Review: Once Upon A Time 2×14 – “Manhattan”

Non vedevo l’ora che arrivasse questo episodio perchè sapevo che sarebbe ritornato Michael Raymond-James ma sapete cosa? Non è che mi sia piaciuto da impazzire. Bah, forse sono davvero io che non riesco più ad apprezzare gli episodi veramente importanti, comunque mi riferisco strettamente alla parte Manhattan e un pò a quella di Storybrooke, i flashback invece li ho trovati molto esaurienti dal punto di vista della storia personale di Rumplestiltskin che mi sembra ormai completa, se no che altro manca? L’incontro con la moglie? Sinceramente ne farei volentieri a meno visto che è uno di quei personaggi che non vorrei mai più rivedere. Ma andiamo con la recensione vera e propria.

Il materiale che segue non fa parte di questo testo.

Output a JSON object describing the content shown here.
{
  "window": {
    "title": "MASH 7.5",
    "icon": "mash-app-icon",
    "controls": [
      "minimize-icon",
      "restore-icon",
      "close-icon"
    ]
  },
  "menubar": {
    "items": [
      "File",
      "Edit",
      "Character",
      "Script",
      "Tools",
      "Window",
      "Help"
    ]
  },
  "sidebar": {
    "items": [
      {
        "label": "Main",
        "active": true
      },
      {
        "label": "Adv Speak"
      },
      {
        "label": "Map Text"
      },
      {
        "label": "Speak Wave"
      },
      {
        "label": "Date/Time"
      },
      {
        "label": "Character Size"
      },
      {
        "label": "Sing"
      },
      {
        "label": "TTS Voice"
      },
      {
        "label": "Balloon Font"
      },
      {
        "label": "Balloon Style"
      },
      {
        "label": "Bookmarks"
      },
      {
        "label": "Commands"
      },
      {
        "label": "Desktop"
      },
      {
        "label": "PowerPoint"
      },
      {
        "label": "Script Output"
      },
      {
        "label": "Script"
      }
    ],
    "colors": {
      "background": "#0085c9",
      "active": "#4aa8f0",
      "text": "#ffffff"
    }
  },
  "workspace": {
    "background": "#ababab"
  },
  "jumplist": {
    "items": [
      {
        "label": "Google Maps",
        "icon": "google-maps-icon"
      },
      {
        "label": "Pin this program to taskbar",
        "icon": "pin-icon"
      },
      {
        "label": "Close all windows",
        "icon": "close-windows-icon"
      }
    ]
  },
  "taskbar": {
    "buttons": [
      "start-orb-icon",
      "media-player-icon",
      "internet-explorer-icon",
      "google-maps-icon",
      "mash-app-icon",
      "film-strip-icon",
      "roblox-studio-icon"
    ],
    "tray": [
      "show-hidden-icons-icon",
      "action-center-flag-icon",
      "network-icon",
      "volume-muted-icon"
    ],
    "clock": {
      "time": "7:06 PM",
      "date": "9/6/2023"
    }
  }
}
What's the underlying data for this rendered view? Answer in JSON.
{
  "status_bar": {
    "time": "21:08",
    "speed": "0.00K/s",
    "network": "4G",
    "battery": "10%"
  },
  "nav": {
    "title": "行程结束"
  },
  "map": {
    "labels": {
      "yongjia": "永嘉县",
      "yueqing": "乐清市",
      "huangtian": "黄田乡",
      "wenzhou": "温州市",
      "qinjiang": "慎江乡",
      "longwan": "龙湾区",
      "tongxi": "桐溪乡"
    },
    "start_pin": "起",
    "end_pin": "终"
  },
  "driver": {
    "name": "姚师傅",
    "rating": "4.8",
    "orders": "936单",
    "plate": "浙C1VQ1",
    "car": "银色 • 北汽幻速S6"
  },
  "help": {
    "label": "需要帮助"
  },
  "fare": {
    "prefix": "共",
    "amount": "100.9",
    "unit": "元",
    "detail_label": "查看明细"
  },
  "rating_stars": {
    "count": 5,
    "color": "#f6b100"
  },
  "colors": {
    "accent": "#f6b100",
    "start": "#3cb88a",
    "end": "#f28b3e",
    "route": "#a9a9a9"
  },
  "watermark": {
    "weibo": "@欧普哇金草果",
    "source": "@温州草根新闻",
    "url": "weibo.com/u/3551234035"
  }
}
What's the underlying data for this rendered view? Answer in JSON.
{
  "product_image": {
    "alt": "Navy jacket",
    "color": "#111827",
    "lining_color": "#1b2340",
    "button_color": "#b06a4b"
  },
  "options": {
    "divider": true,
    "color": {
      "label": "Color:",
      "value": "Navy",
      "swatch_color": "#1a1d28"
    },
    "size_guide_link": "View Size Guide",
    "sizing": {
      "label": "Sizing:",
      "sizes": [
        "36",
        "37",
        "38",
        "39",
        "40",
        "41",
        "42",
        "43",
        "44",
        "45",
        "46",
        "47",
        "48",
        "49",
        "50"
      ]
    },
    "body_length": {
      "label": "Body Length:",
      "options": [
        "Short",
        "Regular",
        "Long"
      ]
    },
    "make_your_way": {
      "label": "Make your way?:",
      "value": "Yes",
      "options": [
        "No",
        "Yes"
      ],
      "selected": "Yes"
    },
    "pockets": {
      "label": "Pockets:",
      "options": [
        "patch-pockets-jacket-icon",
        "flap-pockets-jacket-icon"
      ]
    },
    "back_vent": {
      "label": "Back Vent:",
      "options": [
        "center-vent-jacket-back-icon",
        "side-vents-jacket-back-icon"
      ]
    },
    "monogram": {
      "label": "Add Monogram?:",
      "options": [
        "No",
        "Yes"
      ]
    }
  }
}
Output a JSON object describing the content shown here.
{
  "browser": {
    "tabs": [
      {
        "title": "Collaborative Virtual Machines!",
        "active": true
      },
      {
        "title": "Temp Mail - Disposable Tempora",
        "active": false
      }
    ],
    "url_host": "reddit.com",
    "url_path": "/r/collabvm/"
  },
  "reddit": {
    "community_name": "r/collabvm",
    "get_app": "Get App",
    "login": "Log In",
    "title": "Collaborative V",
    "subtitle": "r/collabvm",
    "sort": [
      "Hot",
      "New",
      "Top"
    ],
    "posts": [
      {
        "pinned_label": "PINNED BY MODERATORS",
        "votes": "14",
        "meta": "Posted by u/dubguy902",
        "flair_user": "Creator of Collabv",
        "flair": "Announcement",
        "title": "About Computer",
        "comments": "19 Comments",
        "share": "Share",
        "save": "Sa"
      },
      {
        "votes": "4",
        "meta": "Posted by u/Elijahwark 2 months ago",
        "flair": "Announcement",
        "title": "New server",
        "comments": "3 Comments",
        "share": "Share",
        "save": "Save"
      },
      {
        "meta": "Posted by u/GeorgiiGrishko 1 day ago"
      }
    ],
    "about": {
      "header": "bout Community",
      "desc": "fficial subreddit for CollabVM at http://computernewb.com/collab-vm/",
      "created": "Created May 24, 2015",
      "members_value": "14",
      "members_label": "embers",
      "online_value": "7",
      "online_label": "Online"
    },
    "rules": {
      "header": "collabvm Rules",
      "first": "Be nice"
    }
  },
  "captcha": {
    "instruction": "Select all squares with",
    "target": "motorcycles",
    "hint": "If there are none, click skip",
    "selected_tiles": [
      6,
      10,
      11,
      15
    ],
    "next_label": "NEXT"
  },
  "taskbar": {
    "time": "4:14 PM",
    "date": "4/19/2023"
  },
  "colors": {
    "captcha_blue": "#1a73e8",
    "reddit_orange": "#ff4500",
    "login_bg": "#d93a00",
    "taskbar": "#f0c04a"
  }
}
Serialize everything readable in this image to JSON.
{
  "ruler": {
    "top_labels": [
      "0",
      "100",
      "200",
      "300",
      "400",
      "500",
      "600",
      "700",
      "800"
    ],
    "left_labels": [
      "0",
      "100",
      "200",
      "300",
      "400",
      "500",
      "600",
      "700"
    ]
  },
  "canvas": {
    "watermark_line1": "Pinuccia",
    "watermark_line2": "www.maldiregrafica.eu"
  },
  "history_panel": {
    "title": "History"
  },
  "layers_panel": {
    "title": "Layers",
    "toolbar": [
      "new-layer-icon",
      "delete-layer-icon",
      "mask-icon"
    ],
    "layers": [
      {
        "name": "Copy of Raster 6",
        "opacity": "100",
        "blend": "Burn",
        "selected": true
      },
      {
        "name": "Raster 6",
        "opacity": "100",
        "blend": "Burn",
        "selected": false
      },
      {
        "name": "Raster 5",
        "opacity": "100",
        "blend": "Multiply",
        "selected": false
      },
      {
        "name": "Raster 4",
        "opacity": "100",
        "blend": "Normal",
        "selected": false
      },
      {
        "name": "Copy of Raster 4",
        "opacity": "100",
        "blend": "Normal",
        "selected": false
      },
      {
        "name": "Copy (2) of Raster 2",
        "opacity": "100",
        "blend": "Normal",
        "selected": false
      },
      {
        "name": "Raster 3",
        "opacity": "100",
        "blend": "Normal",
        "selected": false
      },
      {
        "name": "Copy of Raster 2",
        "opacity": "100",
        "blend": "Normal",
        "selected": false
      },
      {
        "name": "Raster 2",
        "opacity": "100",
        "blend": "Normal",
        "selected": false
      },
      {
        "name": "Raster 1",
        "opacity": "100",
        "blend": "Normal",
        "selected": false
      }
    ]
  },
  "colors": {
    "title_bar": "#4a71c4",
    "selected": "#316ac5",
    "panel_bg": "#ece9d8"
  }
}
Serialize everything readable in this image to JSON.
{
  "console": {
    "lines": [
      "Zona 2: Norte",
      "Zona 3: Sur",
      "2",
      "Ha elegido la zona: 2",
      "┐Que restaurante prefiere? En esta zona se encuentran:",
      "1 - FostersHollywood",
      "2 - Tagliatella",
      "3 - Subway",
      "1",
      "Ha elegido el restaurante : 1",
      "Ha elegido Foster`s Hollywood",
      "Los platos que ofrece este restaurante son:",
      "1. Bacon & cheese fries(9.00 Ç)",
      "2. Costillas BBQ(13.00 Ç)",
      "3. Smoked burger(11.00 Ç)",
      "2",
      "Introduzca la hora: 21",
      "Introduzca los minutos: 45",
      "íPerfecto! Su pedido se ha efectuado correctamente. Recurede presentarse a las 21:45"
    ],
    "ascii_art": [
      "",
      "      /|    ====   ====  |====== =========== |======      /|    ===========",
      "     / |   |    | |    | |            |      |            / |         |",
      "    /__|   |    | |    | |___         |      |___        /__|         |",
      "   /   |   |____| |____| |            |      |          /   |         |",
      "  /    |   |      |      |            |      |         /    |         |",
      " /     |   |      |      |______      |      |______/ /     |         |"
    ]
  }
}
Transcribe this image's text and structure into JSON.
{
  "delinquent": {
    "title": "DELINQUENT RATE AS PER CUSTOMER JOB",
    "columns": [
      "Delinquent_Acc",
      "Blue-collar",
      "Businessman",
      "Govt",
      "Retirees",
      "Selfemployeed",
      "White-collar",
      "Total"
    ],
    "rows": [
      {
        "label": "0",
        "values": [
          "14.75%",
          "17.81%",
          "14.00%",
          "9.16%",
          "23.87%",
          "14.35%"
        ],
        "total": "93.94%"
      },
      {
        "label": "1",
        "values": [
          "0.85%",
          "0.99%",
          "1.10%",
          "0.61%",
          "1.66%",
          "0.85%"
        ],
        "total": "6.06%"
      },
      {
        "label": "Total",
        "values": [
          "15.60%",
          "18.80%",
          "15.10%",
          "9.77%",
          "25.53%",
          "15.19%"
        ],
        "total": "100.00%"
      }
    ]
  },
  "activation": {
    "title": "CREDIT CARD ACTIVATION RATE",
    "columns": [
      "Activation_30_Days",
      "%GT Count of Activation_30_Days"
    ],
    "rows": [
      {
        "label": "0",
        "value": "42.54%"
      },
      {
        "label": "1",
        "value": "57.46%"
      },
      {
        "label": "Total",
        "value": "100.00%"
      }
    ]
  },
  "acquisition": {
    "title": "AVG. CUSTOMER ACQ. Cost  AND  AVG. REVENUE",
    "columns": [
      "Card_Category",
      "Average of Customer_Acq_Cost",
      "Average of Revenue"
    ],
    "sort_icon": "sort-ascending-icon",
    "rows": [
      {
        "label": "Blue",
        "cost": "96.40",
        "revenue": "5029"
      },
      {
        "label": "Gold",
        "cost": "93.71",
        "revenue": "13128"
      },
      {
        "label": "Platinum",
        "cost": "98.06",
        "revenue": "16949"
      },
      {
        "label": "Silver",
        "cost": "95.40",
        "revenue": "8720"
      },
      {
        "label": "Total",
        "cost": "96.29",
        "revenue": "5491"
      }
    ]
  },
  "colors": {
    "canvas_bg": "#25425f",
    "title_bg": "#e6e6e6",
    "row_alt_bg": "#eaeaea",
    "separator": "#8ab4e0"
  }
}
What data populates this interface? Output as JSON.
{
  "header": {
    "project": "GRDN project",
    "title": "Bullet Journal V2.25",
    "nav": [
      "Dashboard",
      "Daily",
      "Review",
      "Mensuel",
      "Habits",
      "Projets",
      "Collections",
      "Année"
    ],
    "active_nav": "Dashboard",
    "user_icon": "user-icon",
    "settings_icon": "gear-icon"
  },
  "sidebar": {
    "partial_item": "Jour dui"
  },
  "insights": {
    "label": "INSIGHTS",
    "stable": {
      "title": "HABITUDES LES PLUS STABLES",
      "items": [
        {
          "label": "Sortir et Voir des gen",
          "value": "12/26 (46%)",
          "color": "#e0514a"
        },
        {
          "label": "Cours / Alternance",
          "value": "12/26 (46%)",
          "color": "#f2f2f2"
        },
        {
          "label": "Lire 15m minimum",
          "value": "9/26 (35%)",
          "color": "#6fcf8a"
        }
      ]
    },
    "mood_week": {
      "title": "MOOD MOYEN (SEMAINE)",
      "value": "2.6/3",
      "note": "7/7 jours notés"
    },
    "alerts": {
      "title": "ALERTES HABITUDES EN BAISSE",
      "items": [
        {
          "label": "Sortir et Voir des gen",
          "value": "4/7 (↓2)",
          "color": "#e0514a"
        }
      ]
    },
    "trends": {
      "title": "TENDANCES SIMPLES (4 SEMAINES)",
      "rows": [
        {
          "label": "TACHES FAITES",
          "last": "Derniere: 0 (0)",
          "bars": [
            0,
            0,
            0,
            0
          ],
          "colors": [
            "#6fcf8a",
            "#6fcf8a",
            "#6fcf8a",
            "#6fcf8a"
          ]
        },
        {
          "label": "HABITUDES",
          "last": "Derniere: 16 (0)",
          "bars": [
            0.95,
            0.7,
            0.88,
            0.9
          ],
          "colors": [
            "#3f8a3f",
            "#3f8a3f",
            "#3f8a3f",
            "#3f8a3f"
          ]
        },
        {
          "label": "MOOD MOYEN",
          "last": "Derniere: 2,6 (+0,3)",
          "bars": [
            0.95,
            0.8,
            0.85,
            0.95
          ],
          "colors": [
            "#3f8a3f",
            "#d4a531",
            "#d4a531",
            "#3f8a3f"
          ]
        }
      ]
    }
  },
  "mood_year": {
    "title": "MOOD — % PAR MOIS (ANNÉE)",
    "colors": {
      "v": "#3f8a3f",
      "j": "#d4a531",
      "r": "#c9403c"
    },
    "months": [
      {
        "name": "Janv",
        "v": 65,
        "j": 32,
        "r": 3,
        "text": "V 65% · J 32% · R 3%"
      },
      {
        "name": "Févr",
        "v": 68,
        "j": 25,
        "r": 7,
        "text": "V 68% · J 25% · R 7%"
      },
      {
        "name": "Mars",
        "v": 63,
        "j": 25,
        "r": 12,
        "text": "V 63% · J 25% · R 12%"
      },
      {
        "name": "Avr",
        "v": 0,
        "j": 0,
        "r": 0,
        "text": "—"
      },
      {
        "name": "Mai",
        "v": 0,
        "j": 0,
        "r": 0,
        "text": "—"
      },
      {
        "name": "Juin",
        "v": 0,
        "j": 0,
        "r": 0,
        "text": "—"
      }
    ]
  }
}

L’episodio si svolge su tre piani narrativi come accennato sopra, c’è la parte Manhattan (come il titolo) che tratta della conclusione della ricerca di Baelfire, la parte Storybrooke con il trio vendetta e il solito giro di flashback sulla vita di Rumplestiltskin. Partendo da quest’ultima parte scopriamo qualcosa di del tutto inaspettato su Rumplestiltskin ossia che ai tempi del reclutamento era stato ben felice di partire in guerra così da poter dimostrare a tutti che non era un codardo come il padre (e c’è da chiedersi chi fosse il padre, addio alla speranza che questo fosse il suo ultimo flashback..). Arrivato al fronte però Rumple parlò con una veggente tenuta prigioniera che gli predisse una morte certa se avesse partecipato alla battaglia in campo il giorno dopo ma soprattutto gli comunicò che la moglie era incinta e che sarebbe stato inevitabile per lui non fare da padre al bambino. Il funesto presagio portò Rumple a prendere la più sofferta delle decisioni, quella di ferirsi da solo pur di essere rimandato a casa a crescere il figlio, un sacrificio che lo etichettò come codardo del villaggio e che avrebbe di lì a pochi anni allontanato la moglie Milah. Io come ho detto non ho una simpatia per questa signora che prima della guerra era innamorata e desiderosa di fare una famiglia ma dopo che suo marito torna e le spiega perchè ha fatto quello che ha fatto non lo comprende minimamente e cede al peso dell’umiliazione popolare. Ma se ti trovavi così male potevi trasferirti con la famiglia da un’altra parte, no? L’amore per il marito non doveva essere stato poi così grande se lei l’ha mollato per il primo pirata figo che è passato dalla locanda…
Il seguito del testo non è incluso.